Um simples sismo de 3.7 perto de Nápoles fez um morto e colapsaram vários edifícios... o que seria se fosse um sismo grande?

Magnitude    3.7
Region    TYRRHENIAN SEA
Date time    2017-08-21 18:57:50.7 UTC
Location    40.69 N ; 13.85 E
Depth    1 km
Macroseismic
Intensity     IV Effects: Largely Observed 
https://m.emsc.eu/earthquake/earthquake.php?evid=613274


----------



## luismeteo3 (21 Ago 2017 às 22:20)

*Gregor Peter*‏@L0gg0l 10 minHá 10 minutos
Very shallow M3.6 quake hits Ischia island near, a popular resort near Naples, Italy. (pic: @naenzo)





0 resposta0 retweet1 curtiu


*Gregor Peter*‏@L0gg0l 14 minHá 14 minutos
AT LEAST 1 DEAD AFTER EARTHQUAKE NEAR NAPLES, ITALY -- RAI24


----------



## Agreste (21 Ago 2017 às 22:25)

este sismo em itália e as imagens que chegam são uma vergonha... é um sismo banal como muitos que temos cá.
incrível o que estamos a ver!

o sismo foi a 10km de profundidade... pelo menos é o que escreve o corriere.


----------



## luismeteo3 (22 Ago 2017 às 09:00)

Agreste disse:


> este sismo em itália e as imagens que chegam são uma vergonha... é um sismo banal como muitos que temos cá.
> incrível o que estamos a ver!
> 
> o sismo foi a 10km de profundidade... pelo menos é o que escreve o corriere.
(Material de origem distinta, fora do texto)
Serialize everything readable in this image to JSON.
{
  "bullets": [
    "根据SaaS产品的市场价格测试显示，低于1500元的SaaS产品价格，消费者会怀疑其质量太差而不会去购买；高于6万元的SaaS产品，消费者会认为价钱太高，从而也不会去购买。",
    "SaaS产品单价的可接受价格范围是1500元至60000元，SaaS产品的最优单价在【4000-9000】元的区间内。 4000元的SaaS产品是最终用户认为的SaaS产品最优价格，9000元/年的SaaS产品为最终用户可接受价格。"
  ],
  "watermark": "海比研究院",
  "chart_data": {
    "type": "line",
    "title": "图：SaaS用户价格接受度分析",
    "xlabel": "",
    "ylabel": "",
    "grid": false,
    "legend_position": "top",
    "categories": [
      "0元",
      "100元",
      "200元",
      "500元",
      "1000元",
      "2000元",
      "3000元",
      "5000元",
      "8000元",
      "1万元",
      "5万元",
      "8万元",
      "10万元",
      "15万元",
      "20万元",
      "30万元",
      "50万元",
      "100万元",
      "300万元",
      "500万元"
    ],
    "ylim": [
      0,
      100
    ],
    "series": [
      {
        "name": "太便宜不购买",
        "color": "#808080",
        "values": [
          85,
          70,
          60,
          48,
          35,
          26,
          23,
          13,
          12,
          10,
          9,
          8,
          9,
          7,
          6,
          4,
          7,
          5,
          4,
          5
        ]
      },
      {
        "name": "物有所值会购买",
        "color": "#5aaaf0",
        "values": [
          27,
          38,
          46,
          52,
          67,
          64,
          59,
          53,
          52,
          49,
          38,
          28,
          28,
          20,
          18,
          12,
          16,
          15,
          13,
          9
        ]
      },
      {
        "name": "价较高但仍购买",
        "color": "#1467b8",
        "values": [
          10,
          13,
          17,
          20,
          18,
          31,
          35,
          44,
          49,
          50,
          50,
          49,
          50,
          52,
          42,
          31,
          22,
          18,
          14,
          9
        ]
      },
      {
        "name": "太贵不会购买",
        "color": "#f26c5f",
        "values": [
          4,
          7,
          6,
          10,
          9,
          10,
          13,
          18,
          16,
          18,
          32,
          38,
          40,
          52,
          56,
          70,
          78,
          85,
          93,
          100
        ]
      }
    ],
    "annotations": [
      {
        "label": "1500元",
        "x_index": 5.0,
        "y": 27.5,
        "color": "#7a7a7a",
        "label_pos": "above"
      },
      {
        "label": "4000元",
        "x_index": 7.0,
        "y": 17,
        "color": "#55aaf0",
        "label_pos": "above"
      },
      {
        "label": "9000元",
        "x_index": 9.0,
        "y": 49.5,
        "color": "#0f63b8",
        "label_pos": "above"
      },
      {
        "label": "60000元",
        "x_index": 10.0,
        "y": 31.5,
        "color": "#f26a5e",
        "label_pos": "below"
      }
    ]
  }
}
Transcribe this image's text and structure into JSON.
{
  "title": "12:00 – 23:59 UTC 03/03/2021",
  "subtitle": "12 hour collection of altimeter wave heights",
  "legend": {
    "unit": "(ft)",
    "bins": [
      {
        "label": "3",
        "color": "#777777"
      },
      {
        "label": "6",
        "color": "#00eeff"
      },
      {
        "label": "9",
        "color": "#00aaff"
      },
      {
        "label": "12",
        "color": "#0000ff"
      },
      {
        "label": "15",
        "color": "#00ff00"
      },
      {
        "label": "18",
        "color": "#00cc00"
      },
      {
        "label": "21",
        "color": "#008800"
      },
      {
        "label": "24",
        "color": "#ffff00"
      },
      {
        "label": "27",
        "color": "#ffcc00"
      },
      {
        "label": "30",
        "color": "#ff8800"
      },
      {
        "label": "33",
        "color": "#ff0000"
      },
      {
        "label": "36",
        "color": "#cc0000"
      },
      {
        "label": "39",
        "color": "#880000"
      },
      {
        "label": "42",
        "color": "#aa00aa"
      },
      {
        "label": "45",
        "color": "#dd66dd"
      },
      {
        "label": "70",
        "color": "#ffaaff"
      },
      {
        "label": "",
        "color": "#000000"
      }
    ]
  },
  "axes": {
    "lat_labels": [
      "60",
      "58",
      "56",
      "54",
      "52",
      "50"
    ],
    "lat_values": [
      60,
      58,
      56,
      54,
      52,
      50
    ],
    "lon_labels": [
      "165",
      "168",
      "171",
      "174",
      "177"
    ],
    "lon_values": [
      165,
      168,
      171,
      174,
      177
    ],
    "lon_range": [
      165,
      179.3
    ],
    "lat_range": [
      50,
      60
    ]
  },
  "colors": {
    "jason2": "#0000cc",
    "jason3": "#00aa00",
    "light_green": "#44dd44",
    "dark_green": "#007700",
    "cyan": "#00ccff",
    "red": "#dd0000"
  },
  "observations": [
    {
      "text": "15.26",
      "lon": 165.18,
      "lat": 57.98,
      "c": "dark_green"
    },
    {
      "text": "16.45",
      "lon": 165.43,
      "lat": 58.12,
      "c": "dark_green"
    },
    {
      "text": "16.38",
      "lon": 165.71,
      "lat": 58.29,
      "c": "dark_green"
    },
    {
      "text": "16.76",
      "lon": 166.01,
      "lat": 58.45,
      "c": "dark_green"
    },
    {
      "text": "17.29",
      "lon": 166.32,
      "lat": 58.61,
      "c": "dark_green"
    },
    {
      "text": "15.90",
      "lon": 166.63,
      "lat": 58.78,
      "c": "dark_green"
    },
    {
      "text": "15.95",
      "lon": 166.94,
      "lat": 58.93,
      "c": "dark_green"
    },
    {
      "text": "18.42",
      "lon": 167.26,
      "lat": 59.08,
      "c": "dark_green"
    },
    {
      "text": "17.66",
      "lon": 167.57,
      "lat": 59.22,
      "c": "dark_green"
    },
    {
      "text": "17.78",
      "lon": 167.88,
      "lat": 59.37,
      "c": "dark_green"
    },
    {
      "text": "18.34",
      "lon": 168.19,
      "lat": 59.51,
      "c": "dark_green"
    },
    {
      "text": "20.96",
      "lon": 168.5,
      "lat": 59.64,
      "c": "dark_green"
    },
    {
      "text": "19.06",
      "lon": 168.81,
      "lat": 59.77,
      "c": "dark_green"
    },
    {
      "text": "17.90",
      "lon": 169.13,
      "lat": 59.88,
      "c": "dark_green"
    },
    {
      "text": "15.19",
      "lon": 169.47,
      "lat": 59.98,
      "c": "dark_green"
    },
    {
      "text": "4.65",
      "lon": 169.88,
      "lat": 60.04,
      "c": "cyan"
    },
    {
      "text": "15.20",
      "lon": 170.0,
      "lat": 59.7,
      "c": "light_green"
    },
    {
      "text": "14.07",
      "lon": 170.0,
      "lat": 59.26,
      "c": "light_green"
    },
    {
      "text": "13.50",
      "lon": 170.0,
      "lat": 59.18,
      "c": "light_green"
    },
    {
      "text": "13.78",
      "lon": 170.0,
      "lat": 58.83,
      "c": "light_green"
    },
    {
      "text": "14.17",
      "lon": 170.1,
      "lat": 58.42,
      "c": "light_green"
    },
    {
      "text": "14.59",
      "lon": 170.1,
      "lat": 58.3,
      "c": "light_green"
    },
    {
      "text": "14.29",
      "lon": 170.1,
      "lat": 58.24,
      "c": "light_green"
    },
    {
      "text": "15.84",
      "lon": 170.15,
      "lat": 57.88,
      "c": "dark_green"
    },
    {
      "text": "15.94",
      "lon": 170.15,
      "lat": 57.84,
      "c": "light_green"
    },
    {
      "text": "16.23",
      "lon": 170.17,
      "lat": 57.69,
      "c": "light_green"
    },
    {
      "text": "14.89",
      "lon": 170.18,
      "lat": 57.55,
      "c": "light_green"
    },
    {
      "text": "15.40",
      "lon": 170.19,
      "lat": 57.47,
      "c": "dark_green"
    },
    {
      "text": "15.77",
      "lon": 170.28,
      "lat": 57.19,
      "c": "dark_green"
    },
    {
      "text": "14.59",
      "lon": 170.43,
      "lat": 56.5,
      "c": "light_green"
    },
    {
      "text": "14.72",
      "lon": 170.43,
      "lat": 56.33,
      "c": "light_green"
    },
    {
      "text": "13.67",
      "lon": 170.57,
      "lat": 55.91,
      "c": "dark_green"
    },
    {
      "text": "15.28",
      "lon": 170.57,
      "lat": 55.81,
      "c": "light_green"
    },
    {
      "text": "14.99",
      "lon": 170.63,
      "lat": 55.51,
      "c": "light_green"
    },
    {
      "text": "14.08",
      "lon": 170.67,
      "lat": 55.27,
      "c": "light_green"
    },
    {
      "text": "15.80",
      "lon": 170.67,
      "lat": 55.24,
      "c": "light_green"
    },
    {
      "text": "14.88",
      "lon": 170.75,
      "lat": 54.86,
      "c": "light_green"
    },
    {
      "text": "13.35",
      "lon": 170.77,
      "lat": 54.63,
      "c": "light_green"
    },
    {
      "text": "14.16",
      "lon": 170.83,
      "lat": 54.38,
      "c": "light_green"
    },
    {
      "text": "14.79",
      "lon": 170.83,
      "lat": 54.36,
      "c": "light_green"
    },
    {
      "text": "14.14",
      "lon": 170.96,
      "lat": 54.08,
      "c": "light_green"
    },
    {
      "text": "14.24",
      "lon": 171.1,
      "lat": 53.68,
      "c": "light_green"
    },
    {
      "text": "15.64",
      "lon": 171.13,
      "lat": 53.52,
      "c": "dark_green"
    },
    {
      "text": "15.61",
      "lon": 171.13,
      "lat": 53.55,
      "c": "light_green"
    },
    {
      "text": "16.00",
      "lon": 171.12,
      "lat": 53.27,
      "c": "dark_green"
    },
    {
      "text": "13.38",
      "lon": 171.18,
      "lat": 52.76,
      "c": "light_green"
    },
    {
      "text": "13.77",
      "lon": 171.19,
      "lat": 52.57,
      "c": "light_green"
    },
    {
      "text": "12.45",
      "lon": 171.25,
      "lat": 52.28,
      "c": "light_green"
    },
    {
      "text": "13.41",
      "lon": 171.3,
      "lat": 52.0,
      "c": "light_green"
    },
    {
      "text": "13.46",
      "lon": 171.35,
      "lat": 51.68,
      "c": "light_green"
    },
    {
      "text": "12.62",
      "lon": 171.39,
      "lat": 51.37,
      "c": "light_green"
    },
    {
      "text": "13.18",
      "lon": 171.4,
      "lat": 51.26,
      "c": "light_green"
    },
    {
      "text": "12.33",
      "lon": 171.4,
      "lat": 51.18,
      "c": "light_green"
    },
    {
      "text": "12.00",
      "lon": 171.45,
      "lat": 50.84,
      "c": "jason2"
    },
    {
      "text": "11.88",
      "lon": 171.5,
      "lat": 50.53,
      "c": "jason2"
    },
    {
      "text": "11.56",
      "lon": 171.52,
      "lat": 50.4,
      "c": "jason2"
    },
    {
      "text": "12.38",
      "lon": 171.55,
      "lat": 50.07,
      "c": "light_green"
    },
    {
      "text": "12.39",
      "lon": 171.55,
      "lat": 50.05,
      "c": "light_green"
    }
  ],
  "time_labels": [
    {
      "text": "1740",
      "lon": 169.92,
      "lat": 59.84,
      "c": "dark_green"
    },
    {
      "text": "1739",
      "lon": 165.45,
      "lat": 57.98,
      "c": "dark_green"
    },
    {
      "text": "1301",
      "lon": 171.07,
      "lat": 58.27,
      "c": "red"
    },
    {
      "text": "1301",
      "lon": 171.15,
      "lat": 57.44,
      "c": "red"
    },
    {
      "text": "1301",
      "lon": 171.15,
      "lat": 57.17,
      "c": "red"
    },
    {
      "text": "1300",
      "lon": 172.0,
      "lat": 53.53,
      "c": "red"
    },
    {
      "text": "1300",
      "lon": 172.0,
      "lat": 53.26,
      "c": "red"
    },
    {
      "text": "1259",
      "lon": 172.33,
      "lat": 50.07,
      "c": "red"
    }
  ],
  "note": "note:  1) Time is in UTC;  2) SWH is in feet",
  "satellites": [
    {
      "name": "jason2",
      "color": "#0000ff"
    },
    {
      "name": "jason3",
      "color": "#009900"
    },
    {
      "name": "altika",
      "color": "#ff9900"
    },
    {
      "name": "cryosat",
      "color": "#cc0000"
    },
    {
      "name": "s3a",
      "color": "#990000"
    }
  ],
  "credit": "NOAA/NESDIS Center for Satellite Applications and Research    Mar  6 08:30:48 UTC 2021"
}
Sim de facto até parece mentira. Já há 2 mortos, vários desaparecidos e pelo menos uma localidade onde ainda não conseguiram chegar.


----------



## luismeteo3 (22 Ago 2017 às 09:19)

*Gregor Peter*‏@L0gg0l 11 hHá 11 horas

Em resposta a @L0gg0l @naenzo
Quake has been upgraded to M.4.4


----------



## MSantos (22 Ago 2017 às 10:21)

luismeteo3 disse:


> Sim de facto até parece mentira. Já há 2 mortos, vários desaparecidos e pelo menos uma localidade onde ainda não conseguiram chegar.



Como é que um sismo com um intensidade destas pode provocar tanto estrago?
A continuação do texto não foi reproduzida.